5 Questions for a Professional Voice-Over Talent – Scott Nilsen

Today’s 5 Questions for a Professional Voice-Over Talent are answered by Scott Nilsen, a professional voice over talent based in Placentia, California.

1. The beginning: When did you know you wanted to be a voiceover talent; how did your career begin (please include what year it started) and then when did your passion for voiceover develop into something professional?

Unlike many of the people I have come across in this business, I did not come out of a radio or advertising background. I was a pastor. In the mid-to-late 90s we were living in Southern California, and I would see this particular advertisement in the newspaper for a place in Irvine called Del Mar Media Arts, featuring a headshot of Gordon Jump (“Mr.
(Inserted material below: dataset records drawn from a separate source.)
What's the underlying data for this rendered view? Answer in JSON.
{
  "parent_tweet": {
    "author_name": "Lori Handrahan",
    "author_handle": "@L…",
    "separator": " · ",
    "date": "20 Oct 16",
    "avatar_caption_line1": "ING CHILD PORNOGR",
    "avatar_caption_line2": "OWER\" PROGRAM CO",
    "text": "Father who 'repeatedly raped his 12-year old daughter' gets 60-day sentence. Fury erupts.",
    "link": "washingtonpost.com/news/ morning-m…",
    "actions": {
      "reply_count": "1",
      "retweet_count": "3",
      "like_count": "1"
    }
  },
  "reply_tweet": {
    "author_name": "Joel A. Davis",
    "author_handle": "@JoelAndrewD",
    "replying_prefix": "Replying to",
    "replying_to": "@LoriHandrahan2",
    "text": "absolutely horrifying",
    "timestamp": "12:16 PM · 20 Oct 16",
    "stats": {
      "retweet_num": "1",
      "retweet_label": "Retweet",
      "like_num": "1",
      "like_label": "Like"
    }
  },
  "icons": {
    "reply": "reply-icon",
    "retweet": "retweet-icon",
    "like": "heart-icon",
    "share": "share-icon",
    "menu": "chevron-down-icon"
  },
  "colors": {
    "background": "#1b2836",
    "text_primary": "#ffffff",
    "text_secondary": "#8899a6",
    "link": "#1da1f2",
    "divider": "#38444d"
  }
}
Carlson” of TVs “WKRP in Cincinnati”), offering classes in acting and voiceovers. We made a couple of moves to different states, but 2005 found us moving back to the area. I started seeing the same ad in the paper again. Life circumstances had changed drastically and I found myself in June 2005 as a widowed father of 3 who really didn’t want to go back to pastoring. I thought this was as good a time as any to check this place out. I started taking classes for voiceover (as well as on-camera acting) and really enjoyed it. I got my first voiceover job in 2006 and have been working more and more steadily ever since.

2. What is the one thing you know now that you wish someone had told you when you first started out in voiceover?

I think the fact that this is a business, and that you can’t wait for things to come to you. If no agents come knocking down your door, what are you prepared to do?

3. What do you see as the biggest professional or personal obstacle you face that impacts your voiceover business and how are you working to overcome it?

It can be very easy to get caught in a rut, so continued training and practice is important. I am fortunate to live close enough to L.A. that there are plenty of workshops and coaching/training sessions available. I’m working on squirreling away a little cash regularly for these to try and keep sharp.

4. What personal trait or professional tool has helped you succeed the most in your career so far?

There are a lot of people in this business that I have found to be very generous with their wisdom and advice. I don’t think I’d be anywhere near as successful as I’ve been without the voiceover folks I’ve interacted with on the VO-BB and other places.

5. In your development as a voice over performer, who has been the one particular individual or what has been the one piece of performance advice (maybe a key performance trick, etc.) that you felt has had the most impact on your actual voice over performance and why?

The thing that sticks out most is the importance of being yourself. It can be very easy to get caught up in trying to mimic or copy someone else’s voice, and be another “them.” But there’s only one YOU. Show what “you” and “your voice” bring to the table.